I lost Shayne once at the grocery store. He was seven. I remember pushing the cart through produce, then reaching the meat section and he had vanished. I stopped and looked behind me, peered around the next aisle, then immediately went hot and cold and sick. Did someone grab him? Would I ever see him again? I left my cart and sprinted to the front of the store and he was bent over working on tying his shoe. He didn’t know he was “lost.” I remember picking him up and squeezing him, even though he was way to “cool” to be manhandled like that in public.
Schizophrenia is a perceptual disorder; it’s like turning off the filter in your brain for sensory input. Like right now typing this, I’m aware of the feel of the keyboard under my fingers, the sound of the swamp cooler (which by the way, I think is not working correctly), and I can taste the mint of the toothpaste I used before going to bed last night. I’m aware of the letters and words before they appear on the page; I know a semicolon is an appropriate punctuation mark in this sentence, but I could have also made two sentences. I am sure there is other input my brain is registering, like the feel of the sheets and a cricket chirping, but some of those signals are filtered out as non important because they aren’t needed to complete the task at hand. Shayne’s brain can’t turn off the signals coming at him. All sensory details are equally important. And his inside running dialogue, isn’t his conscience, it’s like commands from someone or many people all at the same time. I explained it once to a little kid and she said, “It’s like his inside voice doesn’t have manners.” Yeah, that. In addition, my son’s memory is eroding. Not long ago I asked him make me a quesadilla. A little while later he emerged from the kitchen eating a quesadilla. I said, “Oh, you made one for yourself first.” He rolled his eyes at himself and said, “I couldn’t figure out why I was making this, I’m not hungry.”
So even though he is twenty-eight, this week has been like living that moment in the grocery store, only a million times magnified. I knew which direction he went in. I knew about how much gas he had. I knew about how much money he had. I knew the voices were probably getting louder and meaner. I knew that he was probably terrified of police or anyone in a uniform. I knew he would seek a place where there was no one. I knew he wasn’t going to ask for help. I knew that getting lost was a scenario that would kill him.
I was hesitant to put a flyer up; historically, they haven’t been all that helpful. Everyone in the world starts reporting sightings. And in this case, I was also afraid that the flyer would make my terror that something had happened to him more real. I could barely look at the pictures of him on my phone, let alone come up with the words to put on the page. I had my own little sensory overload. A friend helped me out though and after a conversation with the police, I realized that if I was going to find my son, I needed my village. It’s not that police are uncooperative; they took down the information that my son was missing. But they weren’t looking for him. He is twenty-eight and left home of his freewill and I’m being overreactive. They didn’t fully appreciate how acutely ill my son is.

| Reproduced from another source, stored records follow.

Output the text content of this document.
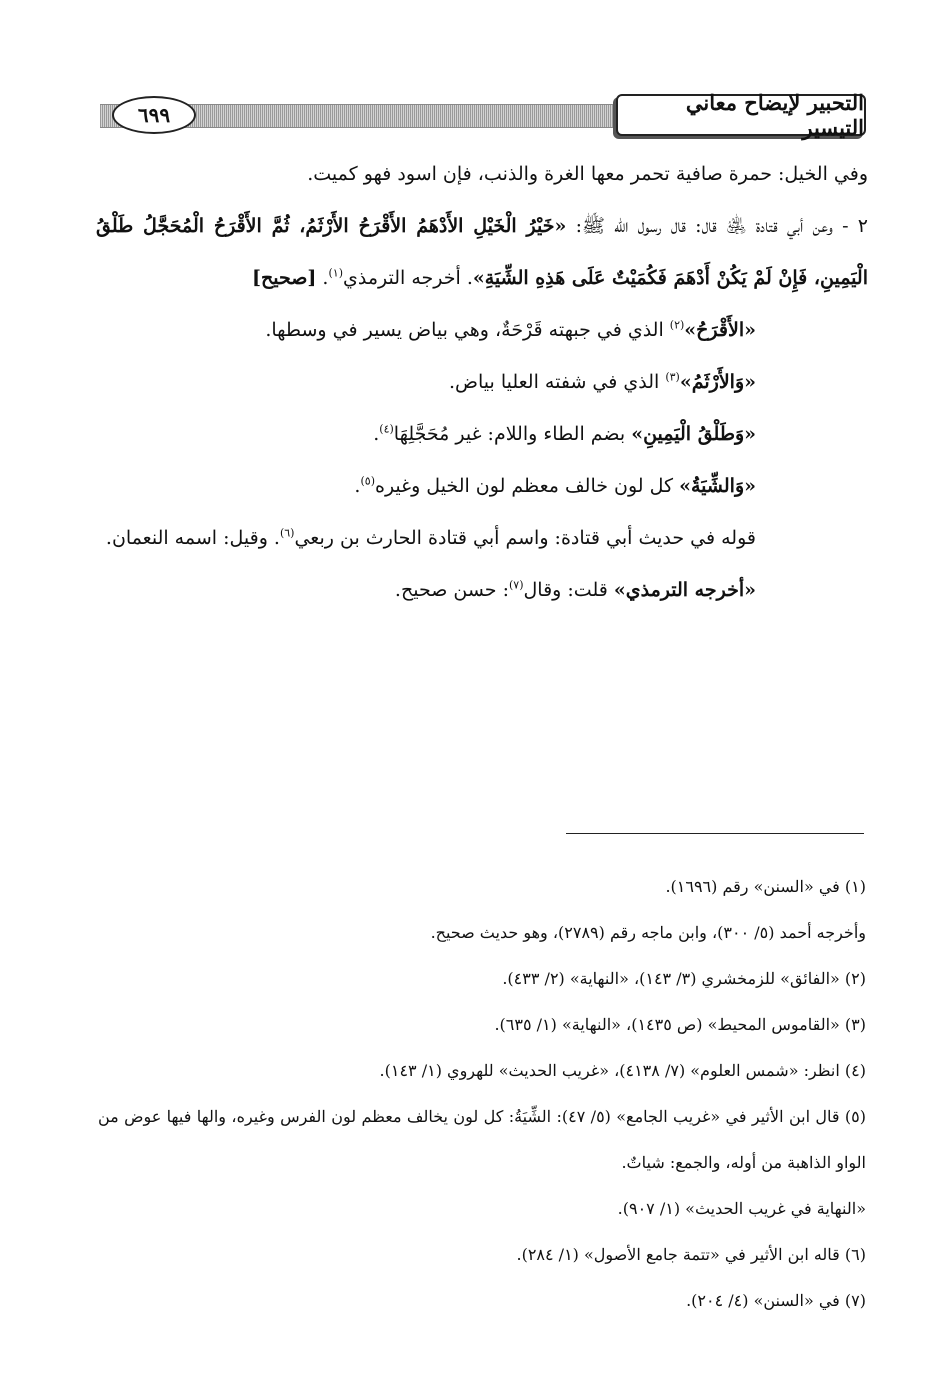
٦٩٩	التحبير لإيضاح معاني التيسير

وفي الخيل: حمرة صافية تحمر معها الغرة والذنب، فإن اسود فهو كميت.

٢ - وعن أبي قتادة ﵁ قال: قال رسول الله ﷺ: «خَيْرُ الْخَيْلِ الأَدْهَمُ الأَقْرَحُ الأَرْثَمُ، ثُمَّ الأَقْرَحُ الْمُحَجَّلُ طَلْقُ الْيَمِينِ، فَإِنْ لَمْ يَكُنْ أَدْهَمَ فَكُمَيْتٌ عَلَى هَذِهِ الشِّيَةِ». أخرجه الترمذي$^{(١)}$. [صحيح]

«الأَقْرَحُ»$^{(٢)}$ الذي في جبهته قَرْحَةٌ، وهي بياض يسير في وسطها.

«وَالأَرْثَمُ»$^{(٣)}$ الذي في شفته العليا بياض.

«وَطَلْقُ الْيَمِينِ» بضم الطاء واللام: غير مُحَجَّلِهَا$^{(٤)}$.

«وَالشِّيَةُ» كل لون خالف معظم لون الخيل وغيره$^{(٥)}$.

قوله في حديث أبي قتادة: واسم أبي قتادة الحارث بن ربعي$^{(٦)}$. وقيل: اسمه النعمان.

«أخرجه الترمذي» قلت: وقال$^{(٧)}$: حسن صحيح.

(١) في «السنن» رقم (١٦٩٦).

وأخرجه أحمد (٥/ ٣٠٠)، وابن ماجه رقم (٢٧٨٩)، وهو حديث صحيح.

(٢) «الفائق» للزمخشري (٣/ ١٤٣)، «النهاية» (٢/ ٤٣٣).

(٣) «القاموس المحيط» (ص ١٤٣٥)، «النهاية» (١/ ٦٣٥).

(٤) انظر: «شمس العلوم» (٧/ ٤١٣٨)، «غريب الحديث» للهروي (١/ ١٤٣).

(٥) قال ابن الأثير في «غريب الجامع» (٥/ ٤٧): الشِّيَةُ: كل لون يخالف معظم لون الفرس وغيره، والها فيها عوض من الواو الذاهبة من أوله، والجمع: شياتٌ.

«النهاية في غريب الحديث» (١/ ٩٠٧).

(٦) قاله ابن الأثير في «تتمة جامع الأصول» (١/ ٢٨٤).

(٧) في «السنن» (٤/ ٢٠٤).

The flyer quickly spread over social media. The flood of support is overwhelming. Even more kind and generous and full love of love than I have come to expect from my family and friends. But my brother is the one that probably picked up the most solid clue on a lead. He came over and sat down with Shayne’s computer and somehow was able to search for his phone through the apple id. He came up with a map of deep green and single pulsating red dot. He explained to me how the dot wasn’t Shayne, but a cell tower and Shayne could be anywhere within range of that tower. The tower is in the middle of the forest at edge of three counties, a place with rugged mountains, sparse roads and no amenities. A search was launched.
I have only received one update. His car hasn’t been found. But the beacon of the light on the map was like turning on the light switch to hope for me. There is water in the area. And maybe the trees have sheltered him from the heat. I know he could still be hurt, or maybe not even alive, but maybe he is okay. And as much as I want to get in my old, battered Toyota and tear up there, I am hoping that the people who search and save lives know their job and will find him.
I am so very grateful for the love and support of my family and friends. I am especially grateful to my brother. I am sorry that I made him eat dog food when he was a kid. I still don’t know how this will end, but I am hoping for peace.